The best solution is probably to switch the reconcilers to use a certificate instead.

I am not sure how to achieve this exactly. But I think we can do this later as well. Since we are using a common code to create the os client everywhere to interact with the OS APIs, this can be changed after we are done with the CRD stuff.

The health checks also use the admin-user, so we need a solution for that as well.

Do you mean the cluster health via the API? Like I mentioned earlier we are using the same code to create the client, so if we fix that this should be fixed as well.

[swoehrl-mw]

@saketmht

Then I will create separate issues (one at a time) for each CRD that I will add. We can discuss the CRD fields/designs in the same issue. Is that okay?

Sounds good. Thank you.

Do you mean the cluster health via the API?
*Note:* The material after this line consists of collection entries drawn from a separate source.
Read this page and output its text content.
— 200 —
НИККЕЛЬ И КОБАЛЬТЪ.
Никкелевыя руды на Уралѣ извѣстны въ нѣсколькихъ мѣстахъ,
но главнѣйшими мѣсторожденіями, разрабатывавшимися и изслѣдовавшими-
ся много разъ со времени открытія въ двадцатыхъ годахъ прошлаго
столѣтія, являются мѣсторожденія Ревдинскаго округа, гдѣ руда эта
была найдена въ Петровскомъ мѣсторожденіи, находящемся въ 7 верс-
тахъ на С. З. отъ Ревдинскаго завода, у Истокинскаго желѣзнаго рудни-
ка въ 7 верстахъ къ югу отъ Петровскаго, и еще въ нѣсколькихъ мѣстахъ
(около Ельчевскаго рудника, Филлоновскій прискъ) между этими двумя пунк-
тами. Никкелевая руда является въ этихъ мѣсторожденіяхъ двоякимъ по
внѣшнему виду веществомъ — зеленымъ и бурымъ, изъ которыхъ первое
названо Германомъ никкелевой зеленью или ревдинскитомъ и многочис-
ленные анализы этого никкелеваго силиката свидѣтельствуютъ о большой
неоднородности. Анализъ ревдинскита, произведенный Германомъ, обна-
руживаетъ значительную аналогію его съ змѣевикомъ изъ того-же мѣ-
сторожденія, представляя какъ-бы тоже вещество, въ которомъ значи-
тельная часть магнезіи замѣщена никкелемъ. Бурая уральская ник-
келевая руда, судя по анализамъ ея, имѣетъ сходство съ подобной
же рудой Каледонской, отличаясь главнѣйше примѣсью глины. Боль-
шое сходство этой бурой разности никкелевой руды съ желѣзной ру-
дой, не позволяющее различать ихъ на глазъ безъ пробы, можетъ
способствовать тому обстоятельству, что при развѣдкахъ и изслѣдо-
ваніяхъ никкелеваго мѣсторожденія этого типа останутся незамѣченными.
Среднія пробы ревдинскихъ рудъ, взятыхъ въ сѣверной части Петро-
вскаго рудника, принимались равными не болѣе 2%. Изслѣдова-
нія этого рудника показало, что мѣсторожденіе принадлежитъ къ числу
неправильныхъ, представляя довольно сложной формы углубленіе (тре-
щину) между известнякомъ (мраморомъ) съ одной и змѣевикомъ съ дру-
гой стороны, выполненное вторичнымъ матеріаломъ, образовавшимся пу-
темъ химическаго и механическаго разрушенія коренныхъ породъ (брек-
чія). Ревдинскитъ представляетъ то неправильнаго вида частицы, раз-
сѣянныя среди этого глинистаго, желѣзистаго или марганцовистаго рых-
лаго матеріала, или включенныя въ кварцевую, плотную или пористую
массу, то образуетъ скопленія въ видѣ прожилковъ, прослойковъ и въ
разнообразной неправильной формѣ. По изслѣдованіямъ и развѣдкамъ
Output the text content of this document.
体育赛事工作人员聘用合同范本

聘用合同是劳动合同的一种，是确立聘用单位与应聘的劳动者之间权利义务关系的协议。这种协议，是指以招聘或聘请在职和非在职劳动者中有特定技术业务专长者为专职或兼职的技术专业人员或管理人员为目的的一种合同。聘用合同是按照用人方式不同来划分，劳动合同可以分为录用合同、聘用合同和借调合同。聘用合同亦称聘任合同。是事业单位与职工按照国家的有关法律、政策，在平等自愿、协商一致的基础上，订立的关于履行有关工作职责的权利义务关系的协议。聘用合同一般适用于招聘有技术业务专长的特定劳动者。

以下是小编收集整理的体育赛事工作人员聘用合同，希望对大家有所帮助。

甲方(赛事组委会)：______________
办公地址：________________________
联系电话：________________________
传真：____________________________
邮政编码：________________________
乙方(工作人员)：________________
I'm refering to the kubernetes probes (https://github.com/Opster/opensearch-k8s-operator/blob/main/opensearch-operator/pkg/builders/cluster.go#L199), these are separate from the api calls the operator does.

[saketmht]

@swoehrl-mw

I'm refering to the kubernetes probes

For this I think, the admin certs (which are used by the securityconfig-job to execute the securityadmin script) can be mounted to the cluster pods as well and pass those certs to the curl command instead of the admin:admin credentials.

For the operator itself, since the operator creates those certs, I don't think we can mount them to the operator pod itself, but we could read the admin-cert secret and use that to create the os client. This way the reconcilers won't need the admin:admin credentials either. I am not sure if its the best way to achieve this though.

[swoehrl-mw]

@saketmht

For this I think, the admin certs (which are used by the securityconfig-job to execute the securityadmin script) can be mounted to the cluster pods as well and pass those certs to the curl command instead of the admin:admin credentials.

For the operator itself, since the operator creates those certs, I don't think we can mount them to the operator pod itself, but we could read the admin-cert secret and use that to create the os client. This way the reconcilers won't need the admin:admin credentials either. I am not sure if its the best way to achieve this though.

Sounds good to me. It's not ideal to mount the admin certs in all the pods but currently I can't think of a better way. Using certs is likely the best way.

[dbason]

I think we can also get around this by doing some additional work in the controller to trigger reconciliations when things change (this will require some more advanced usage of controller runtime though)

[securitym0nkey]

@anubisg1 That might very well be the best solution. Have the user either use only securityconfig or (basically) only CRDs.

I was trying exactly this. ** (basically) only CRDs for users, roles, etc** But without the admin in the securityconfig i can't get the cluster to bootstrap.